Time magazine’s Joe Klein has a column this week suggesting that Bush’s presidency has effectively fallen apart, but offering the president some advice on setting things straight — “Renovate the West Wing.”
“This Administration has been excellent at politics and spin,” [an unnamed Republican Senator] told me. “It hasn’t been very good at governance. Perhaps it’s time for Bush to do what Ronald Reagan did to shore up his White House in the final years — bring in a team of terrific managers, people with credibility from Day One.” Faced with the Iran-contra scandal, Reagan brought in Howard Baker and then Ken Duberstein as chiefs of staff, Frank Carlucci and then Colin Powell as National Security Advisers. […]
President Bush confronts nothing so threatening to his Administration as Iran-contra. But it’s probably time to renovate the West Wing staff under new leadership.
I’m skeptical of Klein’s approach, in large part because it seems to miss the point of Bush’s troubles. “Terrific managers” aren’t trivial, but the need for “new leadership” starts with the one White House staffer who can’t be fired — the one in the Oval Office.
The problem isn’t that Bush’s aides and managers are incompetent; it’s that Bush has personally created an atmosphere of ignorance and fear.
It’s a standing joke among the president’s top aides: who gets to deliver the bad news? Warm and hearty in public, Bush can be cold and snappish in private, and aides sometimes cringe before the displeasure of the president of the United States, or, as he is known in West Wing jargon, POTUS. […]
Bush can be petulant about dissent; he equates disagreement with disloyalty.
The president could “bring in a team of terrific managers,” but would they change Bush’s worldview? If Rove, Card, and Bartlet were gone, what, exactly, would change with a 21st century version of Baker, Duberstein, and Carlucci?

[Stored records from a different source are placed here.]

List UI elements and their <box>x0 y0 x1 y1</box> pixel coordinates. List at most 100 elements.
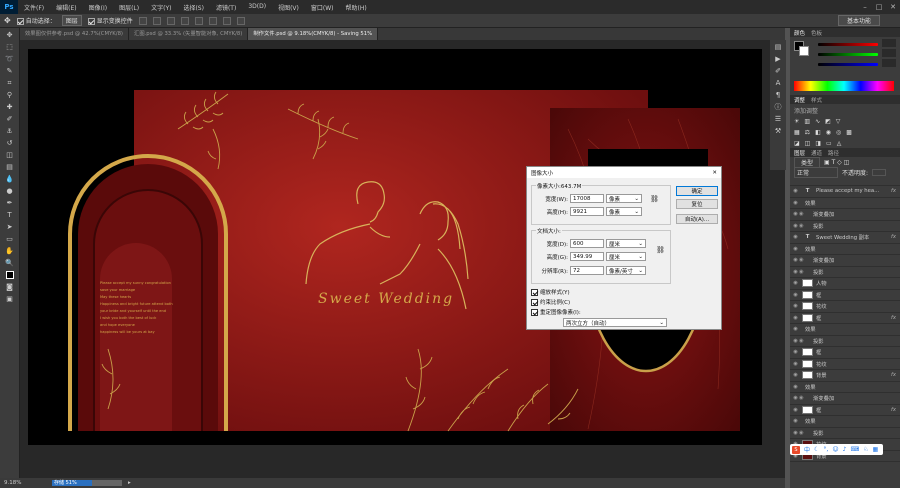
tab-channels[interactable]: 通道 <box>811 149 822 157</box>
history-brush-icon[interactable]: ↺ <box>3 138 17 148</box>
menu-item-7[interactable]: 3D(D) <box>242 3 272 12</box>
fx-icon[interactable]: fx <box>891 407 896 413</box>
width-input[interactable]: 17008 <box>570 194 604 203</box>
distribute-icon[interactable] <box>222 16 231 25</box>
healing-brush-icon[interactable]: ✚ <box>3 102 17 112</box>
brush-panel-icon[interactable]: ✐ <box>771 66 785 76</box>
tab-huitu[interactable]: 汇图.psd @ 33.3% (矢量智能对象, CMYK/8) <box>129 28 249 40</box>
screen-mode-icon[interactable]: ▣ <box>3 294 17 304</box>
lookup-icon[interactable]: ▩ <box>846 129 852 136</box>
layer-row[interactable]: ◉ 效果 <box>790 416 900 428</box>
clone-stamp-icon[interactable]: ⚓ <box>3 126 17 136</box>
menu-item-3[interactable]: 图层(L) <box>113 3 145 12</box>
layer-row[interactable]: ◉ 人物 <box>790 278 900 290</box>
layer-row[interactable]: ◉ ◉ 投影 <box>790 221 900 232</box>
visibility-eye-icon[interactable]: ◉ <box>792 407 799 413</box>
doc-width-input[interactable]: 600 <box>570 239 604 248</box>
tab-styles[interactable]: 样式 <box>811 96 822 104</box>
distribute-h-icon[interactable] <box>236 16 245 25</box>
color-sliders[interactable] <box>818 43 878 66</box>
tab-layers[interactable]: 图层 <box>794 149 805 157</box>
visibility-eye-icon[interactable]: ◉ <box>792 246 799 252</box>
actions-panel-icon[interactable]: ▶ <box>771 54 785 64</box>
gradient-map-icon[interactable]: ▭ <box>826 140 832 147</box>
visibility-eye-icon[interactable]: ◉ <box>792 315 799 321</box>
layer-row[interactable]: ◉ 框 fx <box>790 405 900 416</box>
paragraph-panel-icon[interactable]: ¶ <box>771 90 785 100</box>
visibility-eye-icon[interactable]: ◉ <box>792 257 799 263</box>
constrain-proportions-checkbox[interactable]: 约束比例(C) <box>531 298 570 306</box>
fx-icon[interactable]: fx <box>891 315 896 321</box>
visibility-eye-icon[interactable]: ◉ <box>792 338 799 344</box>
menu-item-2[interactable]: 图像(I) <box>83 3 113 12</box>
auto-select-checkbox[interactable]: 自动选择： <box>16 16 56 25</box>
layer-row[interactable]: ◉ ◉ 渐变叠加 <box>790 209 900 221</box>
opacity-input[interactable] <box>872 169 887 176</box>
invert-icon[interactable]: ◪ <box>794 140 800 147</box>
blend-mode-select[interactable]: 正常 <box>794 167 838 178</box>
layer-row[interactable]: ◉ 框 <box>790 290 900 301</box>
menu-item-4[interactable]: 文字(Y) <box>145 3 177 12</box>
layer-row[interactable]: ◉ T Please accept my hea... fx <box>790 186 900 198</box>
close-icon[interactable]: ✕ <box>886 3 900 11</box>
brightness-icon[interactable]: ☀ <box>794 118 799 125</box>
blur-tool-icon[interactable]: 💧 <box>3 174 17 184</box>
fx-icon[interactable]: fx <box>891 188 896 194</box>
layer-row[interactable]: ◉ T Sweet Wedding 副本 fx <box>790 232 900 244</box>
gradient-tool-icon[interactable]: ▤ <box>3 162 17 172</box>
status-arrow-icon[interactable]: ▸ <box>128 480 131 486</box>
close-icon[interactable]: ✕ <box>712 170 717 176</box>
quick-select-icon[interactable]: ✎ <box>3 66 17 76</box>
color-spectrum[interactable] <box>794 81 894 91</box>
posterize-icon[interactable]: ◫ <box>805 140 811 147</box>
resample-method-select[interactable]: 两次立方（自动） ⌄ <box>563 318 667 327</box>
menu-item-9[interactable]: 窗口(W) <box>305 3 340 12</box>
layer-row[interactable]: ◉ 效果 <box>790 244 900 255</box>
doc-height-input[interactable]: 349.99 <box>570 252 604 261</box>
character-panel-icon[interactable]: A <box>771 78 785 88</box>
fx-icon[interactable]: fx <box>891 372 896 378</box>
vibrance-icon[interactable]: ▽ <box>836 118 841 125</box>
visibility-eye-icon[interactable]: ◉ <box>792 349 799 355</box>
layer-row[interactable]: ◉ 效果 <box>790 324 900 336</box>
visibility-eye-icon[interactable]: ◉ <box>792 395 799 401</box>
visibility-eye-icon[interactable]: ◉ <box>792 234 799 240</box>
layer-row[interactable]: ◉ ◉ 投影 <box>790 267 900 278</box>
menu-item-8[interactable]: 视图(V) <box>272 3 305 12</box>
layer-row[interactable]: ◉ 背景 fx <box>790 370 900 382</box>
quick-mask-icon[interactable]: ◙ <box>3 282 17 292</box>
visibility-eye-icon[interactable]: ◉ <box>792 326 799 332</box>
tab-reference[interactable]: 效果图仅供参考.psd @ 42.7%(CMYK/8) <box>20 28 130 40</box>
bw-icon[interactable]: ◧ <box>815 129 821 136</box>
align-center-icon[interactable] <box>194 16 203 25</box>
resolution-input[interactable]: 72 <box>570 266 604 275</box>
tab-production[interactable]: 制作文件.psd @ 9.18%(CMYK/8) - Saving 51% <box>248 28 379 40</box>
height-input[interactable]: 9921 <box>570 207 604 216</box>
layer-row[interactable]: ◉ 框 fx <box>790 313 900 324</box>
ime-toolbar[interactable]: S 中 ☾ °, ☺ ♪ ⌨ ♘ ▦ <box>790 444 883 455</box>
brush-tool-icon[interactable]: ✐ <box>3 114 17 124</box>
marquee-tool-icon[interactable]: ⬚ <box>3 42 17 52</box>
menu-item-5[interactable]: 选择(S) <box>177 3 210 12</box>
minimize-icon[interactable]: – <box>858 3 872 11</box>
lasso-tool-icon[interactable]: ➰ <box>3 54 17 64</box>
align-top-icon[interactable] <box>138 16 147 25</box>
zoom-tool-icon[interactable]: 🔍 <box>3 258 17 268</box>
layer-row[interactable]: ◉ 框 <box>790 347 900 359</box>
visibility-eye-icon[interactable]: ◉ <box>792 418 799 424</box>
background-color[interactable] <box>799 46 809 56</box>
curves-icon[interactable]: ∿ <box>815 118 820 125</box>
hue-icon[interactable]: ▦ <box>794 129 800 136</box>
height-unit-select[interactable]: 像素 ⌄ <box>606 207 642 216</box>
threshold-icon[interactable]: ◨ <box>815 140 821 147</box>
workspace-switcher[interactable]: 基本功能 <box>837 15 880 26</box>
filter-kind[interactable]: 类型 <box>794 156 821 168</box>
ime-moon-icon[interactable]: ☾ <box>814 446 819 453</box>
auto-button[interactable]: 自动(A)... <box>676 214 718 224</box>
visibility-eye-icon[interactable]: ◉ <box>792 372 799 378</box>
info-panel-icon[interactable]: ⓘ <box>771 102 785 112</box>
visibility-eye-icon[interactable]: ◉ <box>792 292 799 298</box>
selective-color-icon[interactable]: ◬ <box>837 140 842 147</box>
crop-tool-icon[interactable]: ⌗ <box>3 78 17 88</box>
ime-smile-icon[interactable]: ☺ <box>832 446 838 453</box>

It was Bush’s choice to surround himself with yes-men. It was Bush’s choice to tell those around him to tell shield him from news he may not like. It was Bush’s choice to embrace “Bubble Boy” policies that expose him exclusively to pre-screened sycophants.
In one sense, Klein is right, America would benefit from a “renovated” West Wing, but we’ll probably have to wait for January 2009 to see it.